Before any analysis can begin, a data scientist needs to discover the right data sources to analyze, understand them and gain trust in them. Perhaps, the same or a similar analysis has been previously done which can be leveraged.
Unfortunately, the data discovery is very inefficient today. Countless hours get lost trying to find the right data to use – the most common way still remains to ask a coworker. Gaining trust in data requires running a bunch of queries – max timestamp, counts per day, count distincts, etc. that waste time and add unnecessary load on the databases. There’s a no clear way to know how to find folks to answer questions about the table. And, worst of all, many times analysis is redone, models are rebuilt because previous work is not discoverable.
In this talk, we discuss what a data discovery experience would look like in an ideal world and what Lyft has done to make that possible. Lyft has seen time spent on data discovery reduce 10 fold because of Lyft’s data portal – Amundsen.
Amundsen is built on 3 key pillars:
1. Augmented Data Graph
Amundsen uses a graph database under the hood to store relationships between various data assets (tables, dashboards, protobuf events, etc.). What’s unique to Amundsen is that we treat people as a first class data asset – in other words, there’s a graph node for each person in the organization that connects to other nodes (like tables, and dashboards).
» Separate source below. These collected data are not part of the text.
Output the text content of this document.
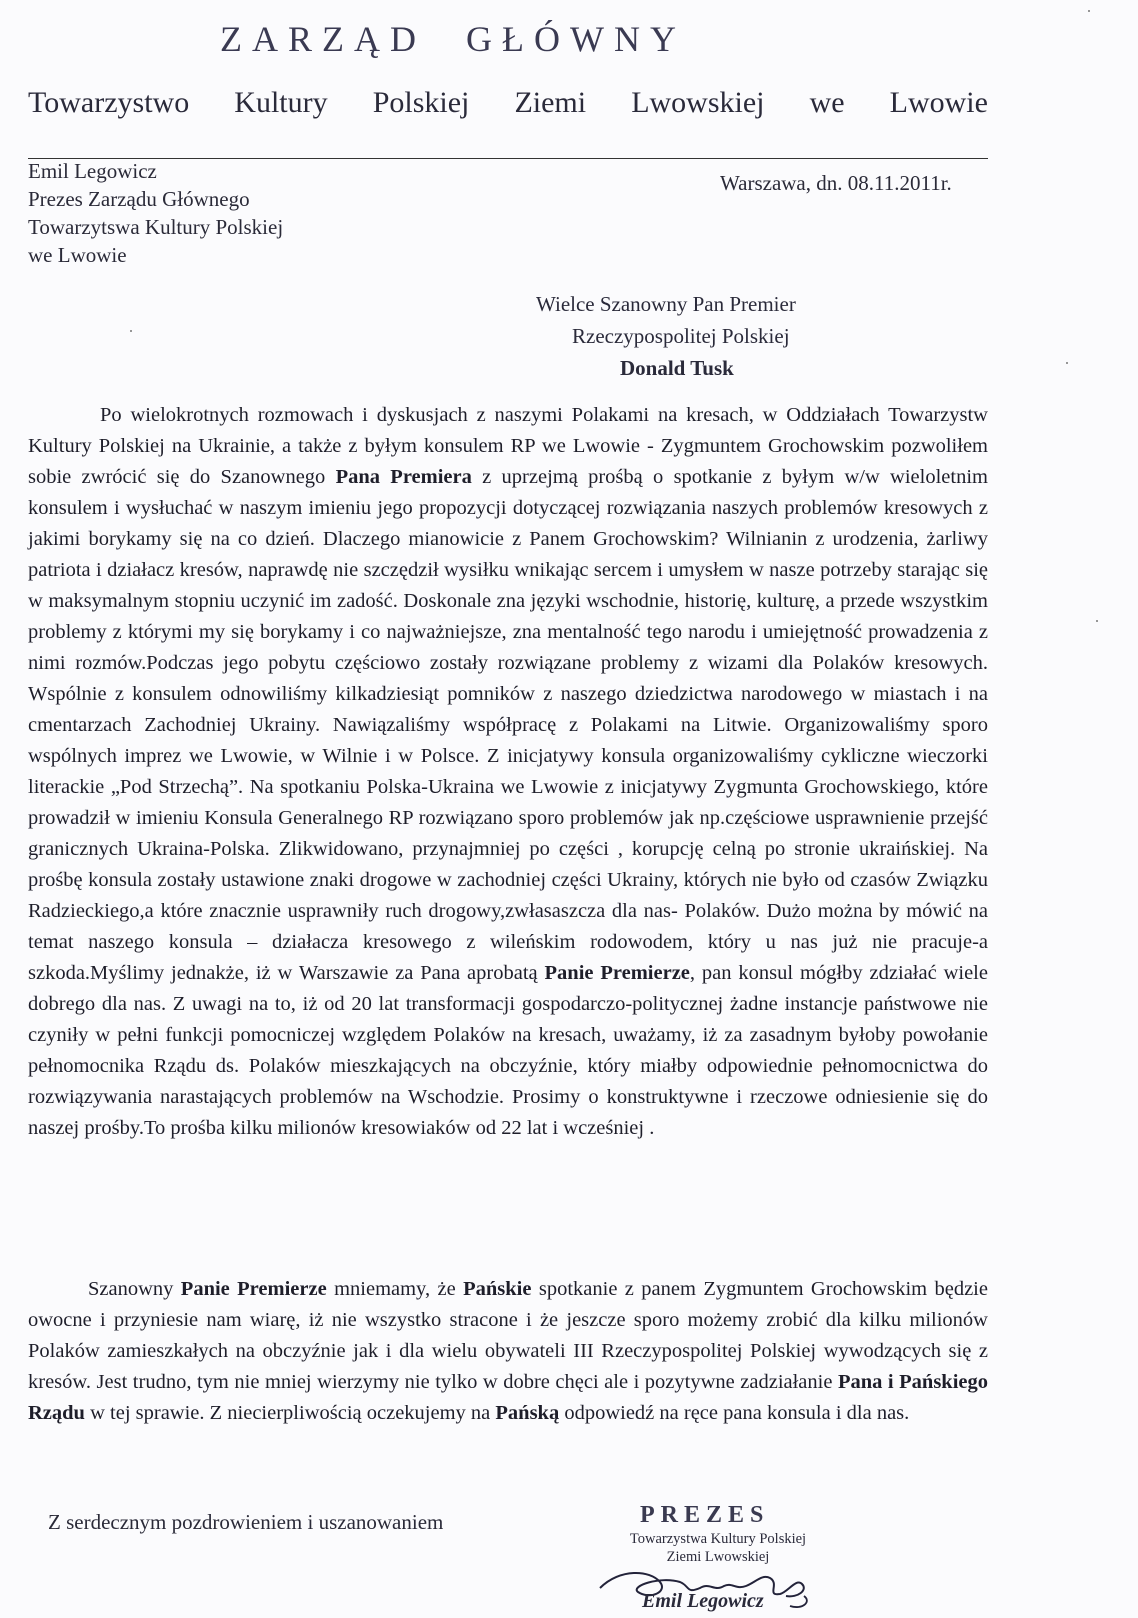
ZARZĄD GŁÓWNY
Towarzystwo Kultury Polskiej Ziemi Lwowskiej we Lwowie
Emil Legowicz
Prezes Zarządu Głównego
Towarzytswa Kultury Polskiej
we Lwowie
Warszawa, dn. 08.11.2011r.
Wielce Szanowny Pan Premier
Rzeczypospolitej Polskiej
Donald Tusk

Po wielokrotnych rozmowach i dyskusjach z naszymi Polakami na kresach, w Oddziałach Towarzystw Kultury Polskiej na Ukrainie, a także z byłym konsulem RP we Lwowie - Zygmuntem Grochowskim pozwoliłem sobie zwrócić się do Szanownego Pana Premiera z uprzejmą prośbą o spotkanie z byłym w/w wieloletnim konsulem i wysłuchać w naszym imieniu jego propozycji dotyczącej rozwiązania naszych problemów kresowych z jakimi borykamy się na co dzień. Dlaczego mianowicie z Panem Grochowskim? Wilnianin z urodzenia, żarliwy patriota i działacz kresów, naprawdę nie szczędził wysiłku wnikając sercem i umysłem w nasze potrzeby starając się w maksymalnym stopniu uczynić im zadość. Doskonale zna języki wschodnie, historię, kulturę, a przede wszystkim problemy z którymi my się borykamy i co najważniejsze, zna mentalność tego narodu i umiejętność prowadzenia z nimi rozmów.Podczas jego pobytu częściowo zostały rozwiązane problemy z wizami dla Polaków kresowych. Wspólnie z konsulem odnowiliśmy kilkadziesiąt pomników z naszego dziedzictwa narodowego w miastach i na cmentarzach Zachodniej Ukrainy. Nawiązaliśmy współpracę z Polakami na Litwie. Organizowaliśmy sporo wspólnych imprez we Lwowie, w Wilnie i w Polsce. Z inicjatywy konsula organizowaliśmy cykliczne wieczorki literackie „Pod Strzechą”. Na spotkaniu Polska-Ukraina we Lwowie z inicjatywy Zygmunta Grochowskiego, które prowadził w imieniu Konsula Generalnego RP rozwiązano sporo problemów jak np.częściowe usprawnienie przejść granicznych Ukraina-Polska. Zlikwidowano, przynajmniej po części , korupcję celną po stronie ukraińskiej. Na prośbę konsula zostały ustawione znaki drogowe w zachodniej części Ukrainy, których nie było od czasów Związku Radzieckiego,a które znacznie usprawniły ruch drogowy,zwłasaszcza dla nas- Polaków. Dużo można by mówić na temat naszego konsula – działacza kresowego z wileńskim rodowodem, który u nas już nie pracuje-a szkoda.Myślimy jednakże, iż w Warszawie za Pana aprobatą Panie Premierze, pan konsul mógłby zdziałać wiele dobrego dla nas. Z uwagi na to, iż od 20 lat transformacji gospodarczo-politycznej żadne instancje państwowe nie czyniły w pełni funkcji pomocniczej względem Polaków na kresach, uważamy, iż za zasadnym byłoby powołanie pełnomocnika Rządu ds. Polaków mieszkających na obczyźnie, który miałby odpowiednie pełnomocnictwa do rozwiązywania narastających problemów na Wschodzie. Prosimy o konstruktywne i rzeczowe odniesienie się do naszej prośby.To prośba kilku milionów kresowiaków od 22 lat i wcześniej .

Szanowny Panie Premierze mniemamy, że Pańskie spotkanie z panem Zygmuntem Grochowskim będzie owocne i przyniesie nam wiarę, iż nie wszystko stracone i że jeszcze sporo możemy zrobić dla kilku milionów Polaków zamieszkałych na obczyźnie jak i dla wielu obywateli III Rzeczypospolitej Polskiej wywodzących się z kresów. Jest trudno, tym nie mniej wierzymy nie tylko w dobre chęci ale i pozytywne zadziałanie Pana i Pańskiego Rządu w tej sprawie. Z niecierpliwością oczekujemy na Pańską odpowiedź na ręce pana konsula i dla nas.

Z serdecznym pozdrowieniem i uszanowaniem	PREZES
Towarzystwa Kultury Polskiej
Ziemi Lwowskiej
Emil Legowicz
2. Intuitive User Experience
Amundsen runs PageRank using data from access logs to power search ranking, similar to how Google ranks web pages on the internet.
3. Centralized Metadata
Amundsen gathers metadata from various different sources (Hive, Presto, Airflow, etc.) and exposes it in one central place. The right place to store all this metadata is a work in progress. We’ll discuss ongoing efforts in this space including RISELab’s Ground as well as WeWork’s Marquez projects.
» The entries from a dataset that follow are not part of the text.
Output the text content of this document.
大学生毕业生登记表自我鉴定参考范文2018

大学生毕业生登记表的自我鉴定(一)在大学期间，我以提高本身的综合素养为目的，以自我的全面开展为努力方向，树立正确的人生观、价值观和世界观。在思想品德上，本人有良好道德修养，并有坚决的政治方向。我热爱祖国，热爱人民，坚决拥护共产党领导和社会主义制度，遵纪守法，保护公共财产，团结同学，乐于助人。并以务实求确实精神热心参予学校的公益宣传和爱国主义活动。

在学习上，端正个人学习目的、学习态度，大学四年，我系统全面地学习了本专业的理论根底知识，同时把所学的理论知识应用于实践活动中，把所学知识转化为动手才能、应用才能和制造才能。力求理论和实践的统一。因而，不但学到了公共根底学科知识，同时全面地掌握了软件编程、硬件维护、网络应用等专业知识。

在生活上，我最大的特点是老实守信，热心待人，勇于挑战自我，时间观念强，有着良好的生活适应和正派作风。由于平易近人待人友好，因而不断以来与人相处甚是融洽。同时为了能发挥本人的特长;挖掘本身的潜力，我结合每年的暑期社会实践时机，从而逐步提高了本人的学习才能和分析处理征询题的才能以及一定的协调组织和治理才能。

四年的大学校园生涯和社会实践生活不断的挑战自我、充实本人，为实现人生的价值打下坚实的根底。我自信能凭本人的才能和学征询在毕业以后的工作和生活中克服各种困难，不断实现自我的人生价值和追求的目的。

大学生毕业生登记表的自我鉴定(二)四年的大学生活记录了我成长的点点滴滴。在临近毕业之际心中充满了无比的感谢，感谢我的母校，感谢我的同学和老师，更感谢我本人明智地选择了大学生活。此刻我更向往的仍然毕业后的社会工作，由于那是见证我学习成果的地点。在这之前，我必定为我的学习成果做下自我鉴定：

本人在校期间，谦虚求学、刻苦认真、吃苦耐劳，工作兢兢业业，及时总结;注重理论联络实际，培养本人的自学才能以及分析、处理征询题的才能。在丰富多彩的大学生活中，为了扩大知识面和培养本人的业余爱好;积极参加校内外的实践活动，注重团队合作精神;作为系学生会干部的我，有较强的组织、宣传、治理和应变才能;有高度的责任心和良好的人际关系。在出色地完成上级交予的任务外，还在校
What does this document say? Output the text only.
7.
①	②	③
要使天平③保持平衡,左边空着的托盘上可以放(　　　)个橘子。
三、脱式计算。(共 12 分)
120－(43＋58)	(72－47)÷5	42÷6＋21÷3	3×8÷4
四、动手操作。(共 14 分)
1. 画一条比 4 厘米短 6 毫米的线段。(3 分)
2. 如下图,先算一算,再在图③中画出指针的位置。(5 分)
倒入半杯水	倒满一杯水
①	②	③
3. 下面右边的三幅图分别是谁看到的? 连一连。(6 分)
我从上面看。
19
We will give a demo of Amundsen, its goals, deep dive into Amundsen’s architecture and discuss how it achieves the 3 discussed design pillars. We will close with future roadmap of the project, what problems remain unsolved and how we can work together to solve them.
Mark Grover is a product manager at Lyft. Mark is a committer on Apache Bigtop, a committer and PPMC member on Apache Spot (incubating), and a committer and PMC member on Apache Sentry. He has also contributed to a number of open source projects, including Apache Hadoop, Apache Hive, Apache Sqoop, and Apache Flume. He is a coauthor of Hadoop Application Architectures and wrote a section in Programming Hive. Mark is a sought-after speaker on topics related to big data. He occasionally blogs on topics related to technology.
Tao Feng is a software engineer for data platform at lyft working on data products. Tao is a committer and PMC on Apache Airflow. Previously, Tao worked at Linkedin and oracle on data infrastructure, tooling and performance.